Challenge Coin rules may not always be formalized for a specific unit. In fact, rules may vary from one organization to another, but generally speaking, there are five main rules. If you want to find out what those rules are, then feel free to read the rest of this article.
Never Leave Home Without It
You will keep your challenge coin on you at all times in preparation for a challenge or to challenge others if the opportunity presents itself. There are no acceptable excuses for not having your coin on your person. This is why you should be selective as to which coin you will carry. (Some people have rules on what coins are acceptable for challenging, but for this blog and MY rules, any challenge coin is acceptable as long as the coin is not currency).
Drawing your coin is the first of the five Challenge Coin rules, as doing this is how a challenge is initiated. With your coin out, you will present it and announce that you are initiating a coin check. This can also be done by other means, such as stating it, shouting it, singing it, or even screaming it. As an alternate method, you can also take the coin and place it on the floor, bar or table with enough noise so the person/persons know they are being challenged.
Drop Down With It
You want to be careful to not drop your coin by accident. If this happens and the coin makes a loud enough noise on impact to draw attention, then this could be understood by others to be a challenge initiation. It doesn’t matter if the drop was by accident or not, so make sure you keep that in mind. As a helpful tip, if a challenge is accidentally initiated, you want to stay ahead of the game. Instead of something as expensive as a drink (some places are more expensive then others) then be sure to announce that the challenge is for something small.
The next important rule is in regards to how others respond. The response consists of other people, the ones you’re challenging, taking out their own coins in a similar manner. For example, if you draw your coin and issue a challenge by firmly placing it down on the floor, then those challenged will likely take out their own coins and place it down on the floor in same way, but the manner in which the response was given does not have to mirror the challenger’s.
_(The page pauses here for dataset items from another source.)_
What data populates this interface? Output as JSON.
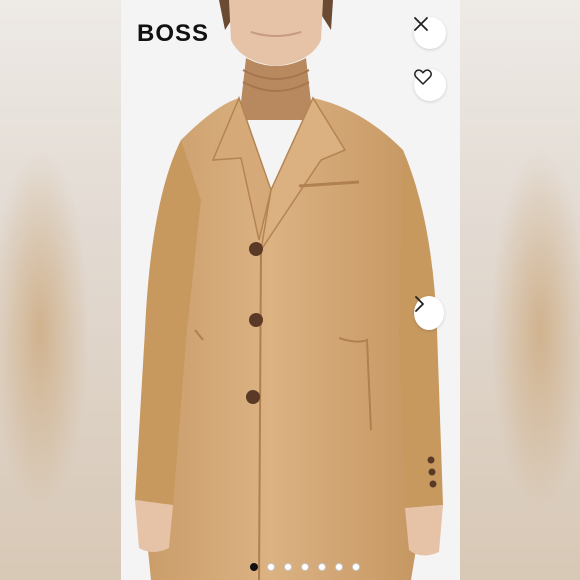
{
  "brand": {
    "logo_text": "BOSS"
  },
  "buttons": {
    "close_icon": "close-icon",
    "wishlist_icon": "heart-icon",
    "next_icon": "chevron-right-icon"
  },
  "carousel": {
    "total_images": 7,
    "active_index": 0
  },
  "colors": {
    "coat": "#d2a877",
    "turtleneck": "#b8895e",
    "background": "#f4f4f4"
  }
}
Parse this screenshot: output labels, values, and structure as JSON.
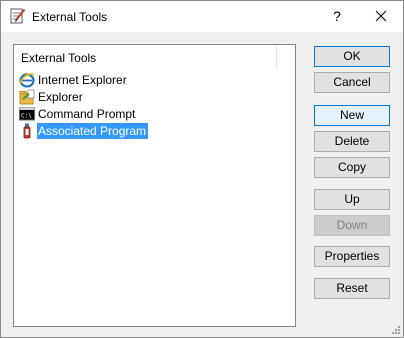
{
  "window": {
    "title": "External Tools",
    "help_label": "?"
  },
  "list": {
    "header": "External Tools",
    "items": [
      {
        "label": "Internet Explorer",
        "icon": "internet-explorer-icon",
        "selected": false
      },
      {
        "label": "Explorer",
        "icon": "explorer-icon",
        "selected": false
      },
      {
        "label": "Command Prompt",
        "icon": "command-prompt-icon",
        "selected": false
      },
      {
        "label": "Associated Program",
        "icon": "associated-program-icon",
        "selected": true
      }
    ]
  },
  "buttons": {
    "ok": "OK",
    "cancel": "Cancel",
    "new": "New",
    "delete": "Delete",
    "copy": "Copy",
    "up": "Up",
    "down": "Down",
    "properties": "Properties",
    "reset": "Reset"
  },
  "colors": {
    "selection": "#3399ff",
    "accent_border": "#0078d7",
    "button_face": "#e1e1e1",
    "dialog_bg": "#f0f0f0"
  }
}
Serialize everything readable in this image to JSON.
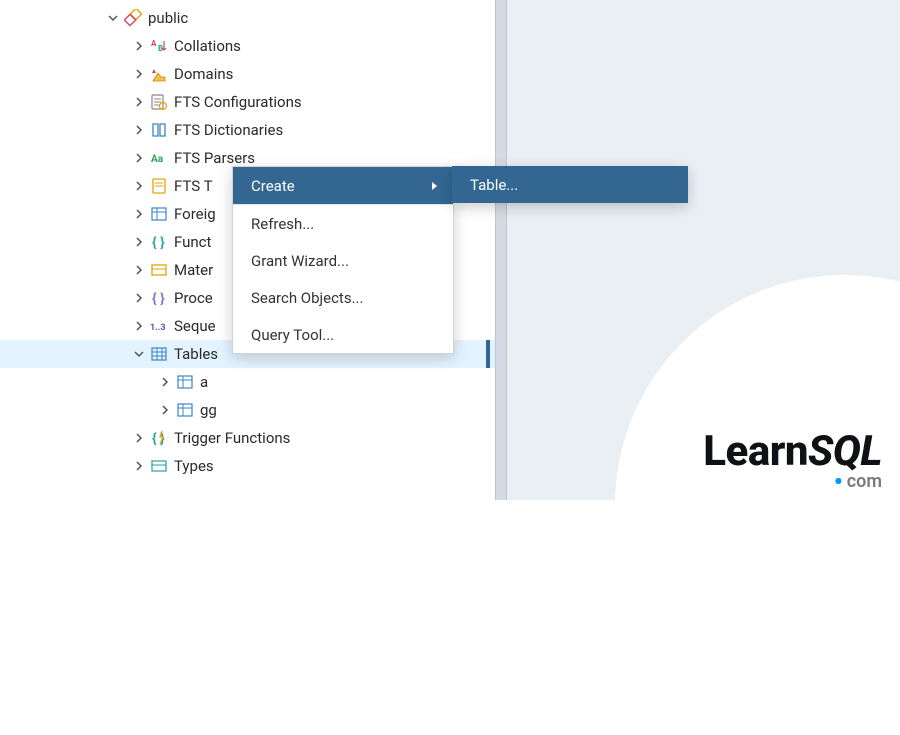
{
  "tree": {
    "schema": {
      "label": "public"
    },
    "items": {
      "collations": {
        "label": "Collations"
      },
      "domains": {
        "label": "Domains"
      },
      "fts_config": {
        "label": "FTS Configurations"
      },
      "fts_dict": {
        "label": "FTS Dictionaries"
      },
      "fts_parsers": {
        "label": "FTS Parsers"
      },
      "fts_templates": {
        "label": "FTS T"
      },
      "foreign": {
        "label": "Foreig"
      },
      "functions": {
        "label": "Funct"
      },
      "materialized": {
        "label": "Mater"
      },
      "procedures": {
        "label": "Proce"
      },
      "sequences": {
        "label": "Seque"
      },
      "tables": {
        "label": "Tables"
      },
      "tables_children": {
        "a": {
          "label": "a"
        },
        "gg": {
          "label": "gg"
        }
      },
      "trigger_functions": {
        "label": "Trigger Functions"
      },
      "types": {
        "label": "Types"
      }
    }
  },
  "context_menu": {
    "create": {
      "label": "Create"
    },
    "refresh": {
      "label": "Refresh..."
    },
    "grant_wizard": {
      "label": "Grant Wizard..."
    },
    "search_objects": {
      "label": "Search Objects..."
    },
    "query_tool": {
      "label": "Query Tool..."
    }
  },
  "submenu": {
    "table": {
      "label": "Table..."
    }
  },
  "brand": {
    "prefix": "Learn",
    "suffix": "SQL",
    "com": "com"
  }
}
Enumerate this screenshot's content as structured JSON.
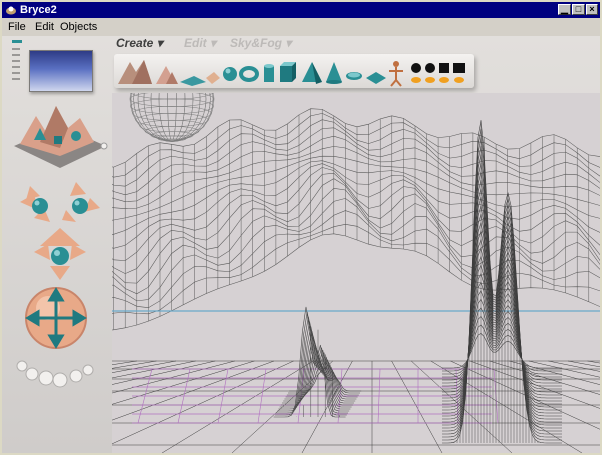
{
  "window": {
    "title": "Bryce2",
    "controls": [
      "minimize",
      "maximize",
      "close"
    ]
  },
  "menu": {
    "items": [
      "File",
      "Edit",
      "Objects"
    ]
  },
  "palettes": {
    "tabs": [
      "Create",
      "Edit",
      "Sky&Fog"
    ]
  },
  "create_tools": [
    "terrain-icon",
    "symmetrical-lattice-icon",
    "water-plane-icon",
    "infinite-plane-icon",
    "sphere-icon",
    "torus-icon",
    "cylinder-icon",
    "cube-icon",
    "pyramid-icon",
    "cone-icon",
    "disk-icon",
    "square-icon",
    "light-icon",
    "2d-picture-icon"
  ],
  "colors": {
    "title_bar": "#000080",
    "viewport": "#d6d1d3",
    "wireframe": "#5a5a5a",
    "horizon_line": "#6aa9c9",
    "ground_grid": "#b070c0",
    "tool_teal": "#2a8f94",
    "control_peach": "#e8a988"
  }
}
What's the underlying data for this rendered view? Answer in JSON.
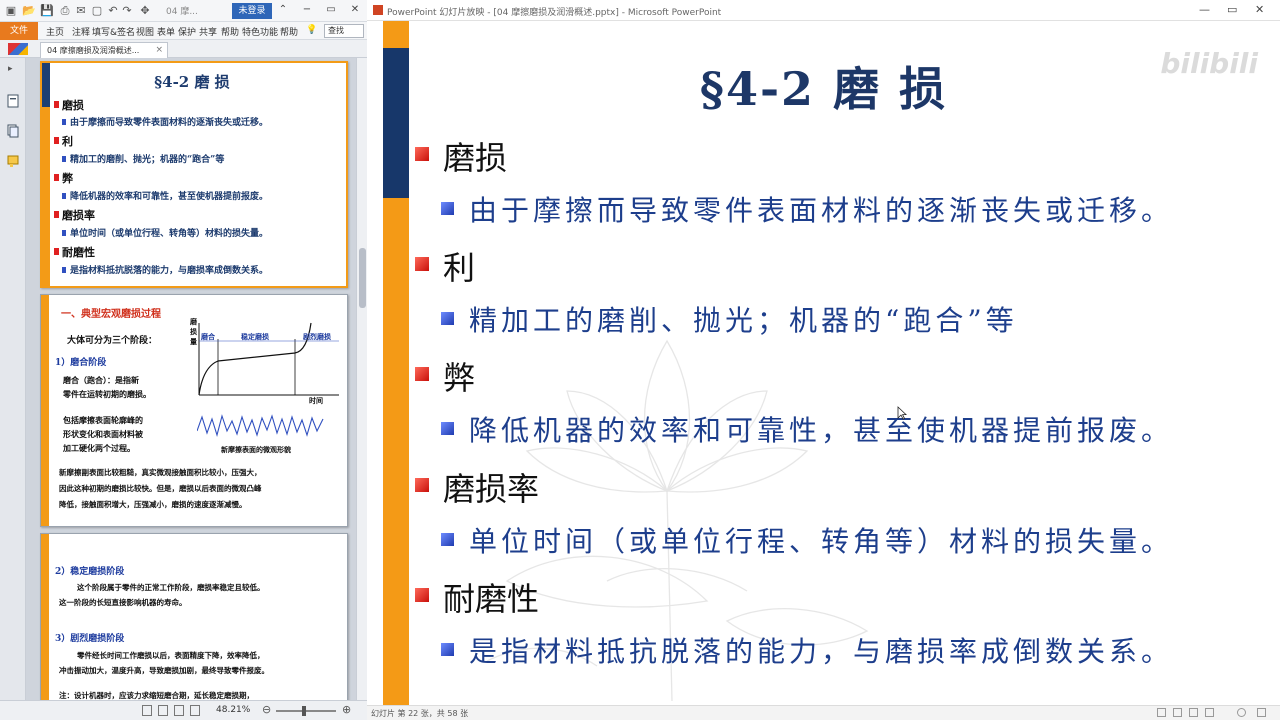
{
  "pdf": {
    "title_fragment": "04 摩...",
    "login_label": "未登录",
    "menu": {
      "file": "文件",
      "items": [
        "主页",
        "注释",
        "填写&签名",
        "视图",
        "表单",
        "保护",
        "共享",
        "帮助",
        "特色功能",
        "帮助"
      ],
      "search_placeholder": "查找"
    },
    "tab": {
      "label": "04 摩擦磨损及润滑概述...",
      "close": "×"
    },
    "thumb1": {
      "title": "§4-2  磨 损",
      "items": [
        {
          "h": "磨损",
          "s": "由于摩擦而导致零件表面材料的逐渐丧失或迁移。"
        },
        {
          "h": "利",
          "s": "精加工的磨削、抛光；机器的“跑合”等"
        },
        {
          "h": "弊",
          "s": "降低机器的效率和可靠性，甚至使机器提前报废。"
        },
        {
          "h": "磨损率",
          "s": "单位时间（或单位行程、转角等）材料的损失量。"
        },
        {
          "h": "耐磨性",
          "s": "是指材料抵抗脱落的能力，与磨损率成倒数关系。"
        }
      ]
    },
    "thumb2": {
      "heading": "一、典型宏观磨损过程",
      "intro": "大体可分为三个阶段：",
      "stage1": "1）磨合阶段",
      "p1a": "磨合（跑合）：是指新",
      "p1b": "零件在运转初期的磨损。",
      "p2a": "包括摩擦表面轮廓峰的",
      "p2b": "形状变化和表面材料被",
      "p2c": "加工硬化两个过程。",
      "curve_caption": "新摩擦表面的微观形貌",
      "ylabel_1": "磨",
      "ylabel_2": "损",
      "ylabel_3": "量",
      "region_1": "磨合",
      "region_2": "稳定磨损",
      "region_3": "剧烈磨损",
      "xlabel": "时间",
      "p3a": "新摩擦副表面比较粗糙，真实微观接触面积比较小，压强大，",
      "p3b": "因此这种初期的磨损比较快。但是，磨损以后表面的微观凸峰",
      "p3c": "降低，接触面积增大，压强减小，磨损的速度逐渐减慢。"
    },
    "thumb3": {
      "stage2": "2）稳定磨损阶段",
      "p1a": "这个阶段属于零件的正常工作阶段，磨损率稳定且较低。",
      "p1b": "这一阶段的长短直接影响机器的寿命。",
      "stage3": "3）剧烈磨损阶段",
      "p2a": "零件经长时间工作磨损以后，表面精度下降，效率降低，",
      "p2b": "冲击振动加大，温度升高，导致磨损加剧，最终导致零件报废。",
      "p3": "注：设计机器时，应该力求缩短磨合期，延长稳定磨损期，"
    },
    "zoom": "48.21%"
  },
  "ppt": {
    "window_title": "PowerPoint 幻灯片放映 - [04 摩擦磨损及润滑概述.pptx] - Microsoft PowerPoint",
    "slide": {
      "title": "§4-2  磨 损",
      "items": [
        {
          "h": "磨损",
          "s": "由于摩擦而导致零件表面材料的逐渐丧失或迁移。"
        },
        {
          "h": "利",
          "s": "精加工的磨削、抛光；机器的“跑合”等"
        },
        {
          "h": "弊",
          "s": "降低机器的效率和可靠性，甚至使机器提前报废。"
        },
        {
          "h": "磨损率",
          "s": "单位时间（或单位行程、转角等）材料的损失量。"
        },
        {
          "h": "耐磨性",
          "s": "是指材料抵抗脱落的能力，与磨损率成倒数关系。"
        }
      ]
    },
    "status": "幻灯片 第 22 张，共 58 张",
    "watermark_logo": "bilibili"
  },
  "colors": {
    "accent_orange": "#f49a16",
    "accent_navy": "#17376a",
    "title_navy": "#1d3767",
    "bullet_blue": "#1d3e8c",
    "bullet_red": "#c8100a"
  }
}
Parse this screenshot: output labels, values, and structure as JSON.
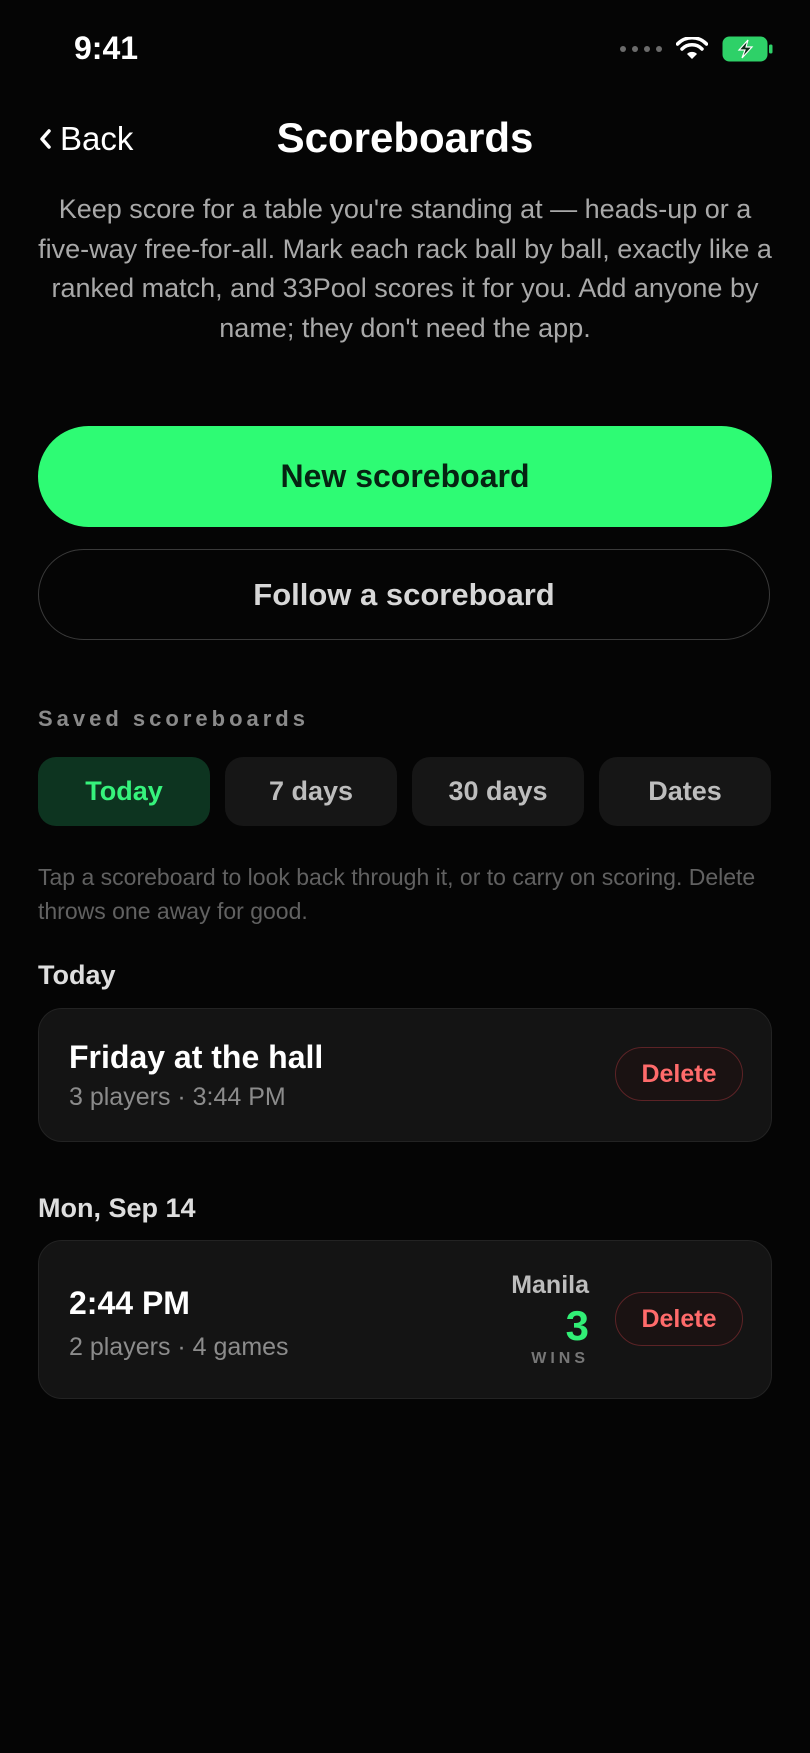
{
  "status_bar": {
    "time": "9:41"
  },
  "nav": {
    "back_label": "Back",
    "title": "Scoreboards"
  },
  "intro": "Keep score for a table you're standing at — heads-up or a five-way free-for-all. Mark each rack ball by ball, exactly like a ranked match, and 33Pool scores it for you. Add anyone by name; they don't need the app.",
  "actions": {
    "new_label": "New scoreboard",
    "follow_label": "Follow a scoreboard"
  },
  "saved": {
    "section_label": "Saved scoreboards",
    "filters": [
      "Today",
      "7 days",
      "30 days",
      "Dates"
    ],
    "active_filter": "Today",
    "hint": "Tap a scoreboard to look back through it, or to carry on scoring. Delete throws one away for good."
  },
  "groups": [
    {
      "heading": "Today",
      "items": [
        {
          "title": "Friday at the hall",
          "subtitle": "3 players · 3:44 PM",
          "delete_label": "Delete"
        }
      ]
    },
    {
      "heading": "Mon, Sep 14",
      "items": [
        {
          "title": "2:44 PM",
          "subtitle": "2 players · 4 games",
          "winner_name": "Manila",
          "winner_score": "3",
          "winner_label": "WINS",
          "delete_label": "Delete"
        }
      ]
    }
  ],
  "colors": {
    "accent": "#2efb74",
    "danger": "#ff6b6b",
    "background": "#050505"
  },
  "icons": {
    "back": "chevron-left-icon",
    "wifi": "wifi-icon",
    "battery": "battery-charging-icon",
    "signal": "signal-dots-icon"
  }
}
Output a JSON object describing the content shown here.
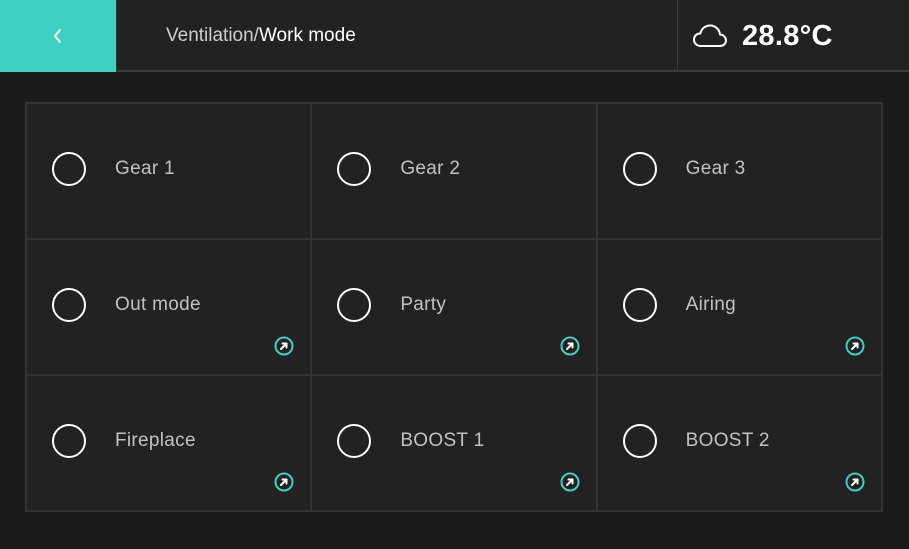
{
  "header": {
    "back_icon": "chevron-left-icon",
    "breadcrumb_parent": "Ventilation/",
    "breadcrumb_current": "Work mode",
    "weather_icon": "cloud-icon",
    "temperature": "28.8°C"
  },
  "colors": {
    "accent": "#3fd0c4",
    "background": "#1b1b1b",
    "tile": "#222222",
    "border": "#333333"
  },
  "modes": [
    {
      "label": "Gear 1",
      "selected": false,
      "has_link": false
    },
    {
      "label": "Gear 2",
      "selected": false,
      "has_link": false
    },
    {
      "label": "Gear 3",
      "selected": false,
      "has_link": false
    },
    {
      "label": "Out mode",
      "selected": false,
      "has_link": true,
      "link_icon": "arrow-up-right-circle-icon"
    },
    {
      "label": "Party",
      "selected": false,
      "has_link": true,
      "link_icon": "arrow-up-right-circle-icon"
    },
    {
      "label": "Airing",
      "selected": false,
      "has_link": true,
      "link_icon": "arrow-up-right-circle-icon"
    },
    {
      "label": "Fireplace",
      "selected": false,
      "has_link": true,
      "link_icon": "arrow-up-right-circle-icon"
    },
    {
      "label": "BOOST 1",
      "selected": false,
      "has_link": true,
      "link_icon": "arrow-up-right-circle-icon"
    },
    {
      "label": "BOOST 2",
      "selected": false,
      "has_link": true,
      "link_icon": "arrow-up-right-circle-icon"
    }
  ]
}
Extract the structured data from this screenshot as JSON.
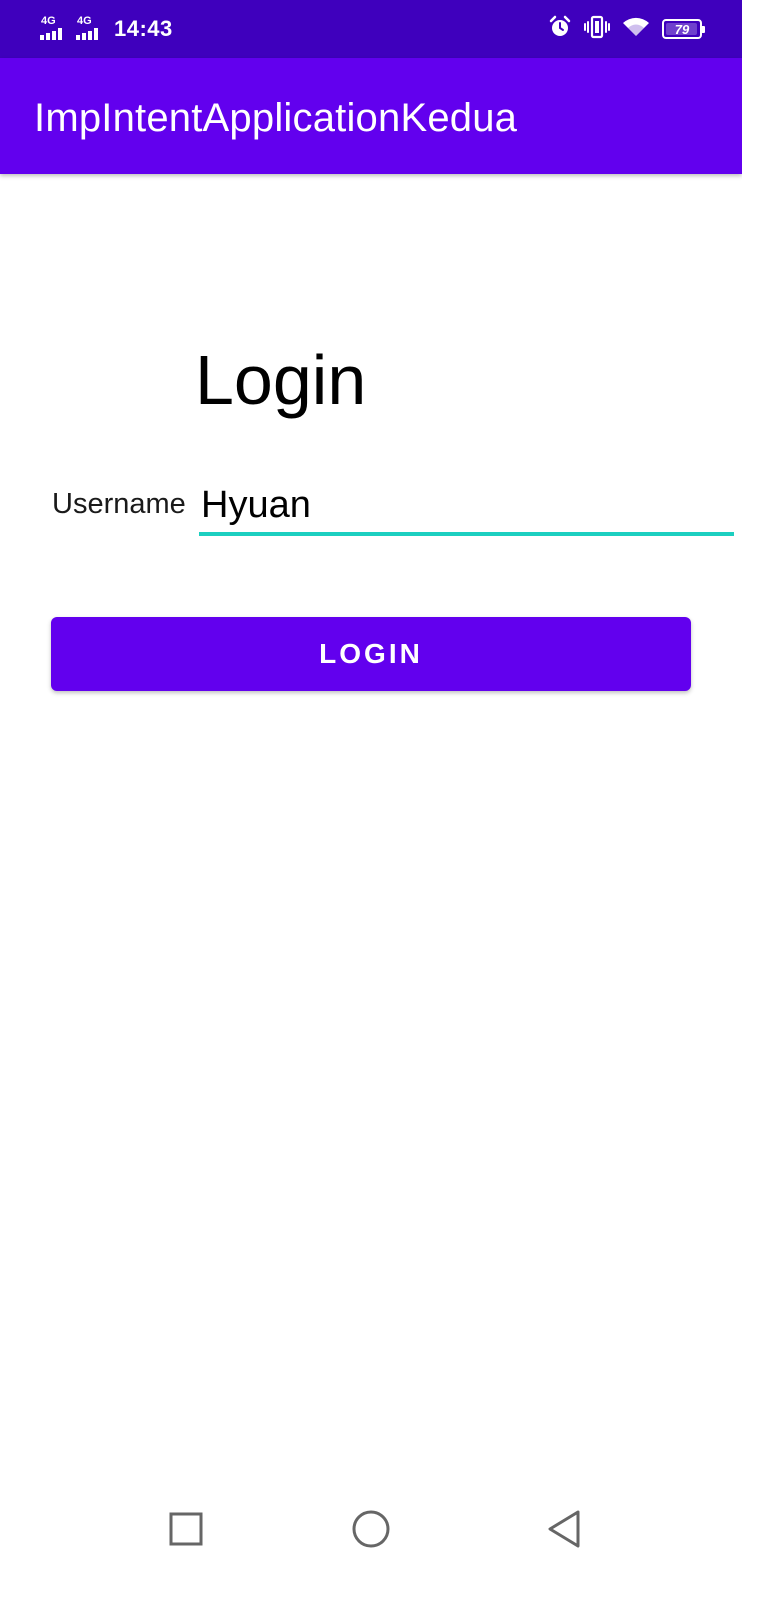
{
  "status_bar": {
    "signal_1": "4G",
    "signal_2": "4G",
    "time": "14:43",
    "battery_level": "79",
    "icons": [
      "alarm-icon",
      "vibrate-icon",
      "wifi-icon",
      "battery-icon"
    ]
  },
  "app_bar": {
    "title": "ImpIntentApplicationKedua"
  },
  "main": {
    "heading": "Login",
    "username_label": "Username",
    "username_value": "Hyuan",
    "login_button_label": "LOGIN"
  },
  "nav_bar": {
    "icons": [
      "recents-icon",
      "home-icon",
      "back-icon"
    ]
  },
  "colors": {
    "status_bar": "#3f00bd",
    "primary": "#6200ee",
    "input_accent": "#1ccfc0"
  }
}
If others are issuing you a challenge, then you must respond properly and with speed. Remember, slow is smooth and smooth is fast. If you don’t respond properly or are unable to respond at all, then the rule is that you have to surrender to the challenger whatever it was they proclaimed as the challenge payment. Remember, the requirement of what you have to do depends on the organization or group of people you are with, but if it takes place in a bar setting or party atmosphere, then buying a round of drinks is what you’ll most likely have to do. (As previously mentioned, different organizations and groups of people may have slightly different rules)
However, if you respond to a challenge by presenting a coin in return, the one who issued the challenge will have lost the challenge. For example, if someone challenges you and you respond properly and so do your friends (if they were challenged too), then the challenger will buy you and your friends a round of drinks (if that was the challenge).
Also, do not forget that it doesn’t matter where it is or what time it is, a coin check can be initiated. In other words, the where and when does not matter. There really is no exception to the rules, so make sure you keep this in mind.
Now you know what the Challenge Coin rules are. As you can see, there are a few rules to live by. As previously mentioned, these rules may not always apply to every organization or unit, but these are generally the rules recognized many military units and organizations.